So Andra from Romania, tell us a bit about yourself?

I’m originally from Bucharest but I've been living in Barcelona for three years now.

I studied International Relations and Economics and completed an MA in Human Resources (HR) back home.

I also worked as an economist and in HR before coming to Spain.

What made you move to Barcelona?

I came as a tourist and I absolutely loved the city!

So I decided to complete another MA here, this time in Social and Labour Rights.

It helped me break into the Spanish job market and also gave me time to decide whether I wanted to move to Barcelona permanently.

What does your work as HR director for Only Apartments involve?

I handle all aspects of HR for the company — recruiting, staff changes, you name it.

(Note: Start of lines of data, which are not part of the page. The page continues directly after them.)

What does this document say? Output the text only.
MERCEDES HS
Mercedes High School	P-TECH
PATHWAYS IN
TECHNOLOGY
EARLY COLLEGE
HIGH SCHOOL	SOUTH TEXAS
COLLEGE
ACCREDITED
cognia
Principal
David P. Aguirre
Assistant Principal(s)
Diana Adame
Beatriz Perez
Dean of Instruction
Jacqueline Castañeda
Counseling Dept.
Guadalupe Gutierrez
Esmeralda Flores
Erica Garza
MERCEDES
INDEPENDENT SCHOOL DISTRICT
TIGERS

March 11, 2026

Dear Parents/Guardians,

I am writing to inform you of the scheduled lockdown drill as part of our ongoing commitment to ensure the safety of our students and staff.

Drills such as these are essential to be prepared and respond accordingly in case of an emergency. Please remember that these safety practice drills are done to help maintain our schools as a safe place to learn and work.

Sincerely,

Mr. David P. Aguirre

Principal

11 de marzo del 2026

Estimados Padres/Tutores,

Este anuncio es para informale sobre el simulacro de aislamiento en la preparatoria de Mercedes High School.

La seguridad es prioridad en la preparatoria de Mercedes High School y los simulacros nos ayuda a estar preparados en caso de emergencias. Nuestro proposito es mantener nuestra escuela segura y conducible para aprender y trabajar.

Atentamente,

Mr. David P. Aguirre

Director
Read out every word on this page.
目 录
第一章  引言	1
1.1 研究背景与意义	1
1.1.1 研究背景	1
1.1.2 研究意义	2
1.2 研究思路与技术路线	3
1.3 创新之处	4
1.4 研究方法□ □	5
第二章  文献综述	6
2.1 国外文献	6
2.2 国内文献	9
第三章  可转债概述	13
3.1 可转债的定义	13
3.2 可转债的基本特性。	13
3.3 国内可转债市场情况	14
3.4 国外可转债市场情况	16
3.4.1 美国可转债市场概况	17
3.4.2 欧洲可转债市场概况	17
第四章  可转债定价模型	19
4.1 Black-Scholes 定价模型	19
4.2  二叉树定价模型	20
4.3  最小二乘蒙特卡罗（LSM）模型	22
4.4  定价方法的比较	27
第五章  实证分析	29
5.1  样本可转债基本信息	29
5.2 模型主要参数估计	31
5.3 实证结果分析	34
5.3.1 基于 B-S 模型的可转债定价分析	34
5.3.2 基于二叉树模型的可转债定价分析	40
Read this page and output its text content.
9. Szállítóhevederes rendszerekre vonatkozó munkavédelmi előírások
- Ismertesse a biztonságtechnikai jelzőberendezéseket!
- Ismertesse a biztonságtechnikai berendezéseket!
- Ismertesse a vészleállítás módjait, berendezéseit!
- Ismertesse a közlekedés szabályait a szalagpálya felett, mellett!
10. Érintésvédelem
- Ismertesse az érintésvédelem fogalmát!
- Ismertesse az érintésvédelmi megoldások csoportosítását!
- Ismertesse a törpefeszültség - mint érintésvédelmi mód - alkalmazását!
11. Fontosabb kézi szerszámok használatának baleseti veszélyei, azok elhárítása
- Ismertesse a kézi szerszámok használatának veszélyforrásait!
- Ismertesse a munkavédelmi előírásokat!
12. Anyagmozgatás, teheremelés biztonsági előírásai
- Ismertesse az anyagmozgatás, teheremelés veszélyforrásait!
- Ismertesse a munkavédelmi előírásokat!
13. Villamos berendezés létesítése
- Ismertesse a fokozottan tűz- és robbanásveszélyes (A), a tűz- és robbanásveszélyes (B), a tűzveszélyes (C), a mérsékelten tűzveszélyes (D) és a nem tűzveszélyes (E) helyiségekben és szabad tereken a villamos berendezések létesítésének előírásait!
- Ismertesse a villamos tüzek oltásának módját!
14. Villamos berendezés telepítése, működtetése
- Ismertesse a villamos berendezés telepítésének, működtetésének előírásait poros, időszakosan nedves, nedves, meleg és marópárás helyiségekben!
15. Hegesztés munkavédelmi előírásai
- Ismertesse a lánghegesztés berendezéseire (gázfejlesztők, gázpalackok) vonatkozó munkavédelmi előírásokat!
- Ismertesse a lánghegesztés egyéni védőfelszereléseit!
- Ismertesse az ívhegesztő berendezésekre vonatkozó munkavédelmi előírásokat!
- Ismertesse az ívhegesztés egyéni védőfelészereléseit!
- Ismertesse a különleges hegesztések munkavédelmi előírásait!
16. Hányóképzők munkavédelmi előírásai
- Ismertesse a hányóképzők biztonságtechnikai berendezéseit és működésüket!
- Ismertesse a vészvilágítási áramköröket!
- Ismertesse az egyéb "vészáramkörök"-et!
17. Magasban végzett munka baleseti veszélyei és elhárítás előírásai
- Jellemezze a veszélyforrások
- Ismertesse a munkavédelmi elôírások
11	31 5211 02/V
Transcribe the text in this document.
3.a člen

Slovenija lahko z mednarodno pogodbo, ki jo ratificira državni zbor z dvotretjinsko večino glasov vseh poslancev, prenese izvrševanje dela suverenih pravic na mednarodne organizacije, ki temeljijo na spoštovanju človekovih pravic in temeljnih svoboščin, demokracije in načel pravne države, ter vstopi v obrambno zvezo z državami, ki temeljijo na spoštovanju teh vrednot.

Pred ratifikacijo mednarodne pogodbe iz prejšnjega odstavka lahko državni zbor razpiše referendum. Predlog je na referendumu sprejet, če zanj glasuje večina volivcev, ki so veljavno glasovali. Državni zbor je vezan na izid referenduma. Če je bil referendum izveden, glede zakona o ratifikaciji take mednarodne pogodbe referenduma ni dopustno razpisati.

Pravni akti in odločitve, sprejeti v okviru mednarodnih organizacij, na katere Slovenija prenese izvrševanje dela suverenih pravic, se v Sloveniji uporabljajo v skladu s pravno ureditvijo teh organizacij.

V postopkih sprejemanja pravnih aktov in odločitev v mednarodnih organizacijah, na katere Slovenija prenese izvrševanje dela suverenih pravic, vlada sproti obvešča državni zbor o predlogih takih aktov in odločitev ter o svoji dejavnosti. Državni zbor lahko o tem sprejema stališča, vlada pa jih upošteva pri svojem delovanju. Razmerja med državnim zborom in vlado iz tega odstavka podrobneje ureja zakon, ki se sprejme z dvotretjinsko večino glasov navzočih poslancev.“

How do Spanish work practices compare to those of Romania?

Romania has been member of the EU for five years now and things are going fairly well over there.

There’s a lower unemployment rate and less temporary contracts than here but Spanish salaries are still considerably higher.

I think people in Spain are also more laid back, even in the way they dress in the office.

Romanians have somewhat of a bad reputation in Spain. Have you ever had any problems as a result of that?

Not at all. I think it all depends on how you are and behave.

I openly tell people I've met and worked with that I'm Romanian and it’s never been a problem. They've always been friendly to me.

Your company, Only Apartments, is as international as they get. Why do you think that is?

We're a Barcelona-based apartment rentals portal but we have properties in 92 countries for instant booking. 

That means our employees have to have the cultural knowledge, languages and international experience to be able to cater to a truly global client base.

We have 26 nationalities in our Barcelona office and our website is translated into 22 different languages.

What language does everybody use in the office then?

It really depends on who you're talking to. I'd say the main languages used in the office are Catalan, English and Spanish. 

But then again if two Germans are chatting they're likely to be speaking in German. There are no rules saying you have to talk in one specific language.

I'm still brushing up on my Catalan because I think it will help me integrate even further into Catalan society.

There seems to be an abundance of tourism internet portals in Barcelona. Why is that?

Barcelona is a huge city break destination for tourists from all over the world.

It’s also an extremely cosmopolitan city where 20 percent of the population is foreign.

That's why it’s such a great place to find international candidates that can deal with foreign markets.

Our sales and customer service teams, for example, are made up entirely of expats.

So would you recommend Barcelona as a suitable destination for expats with a background in tourism?

Yes, definitely! But not only to foreigners.

Having the right language combinations and skills can land you a job in Barcelona with a company such as ours, whether you’re Spanish or from anywhere else.

I feel privileged to live in such a beautiful and multicultural city.

And being able to see the sea from our office is an added advantage!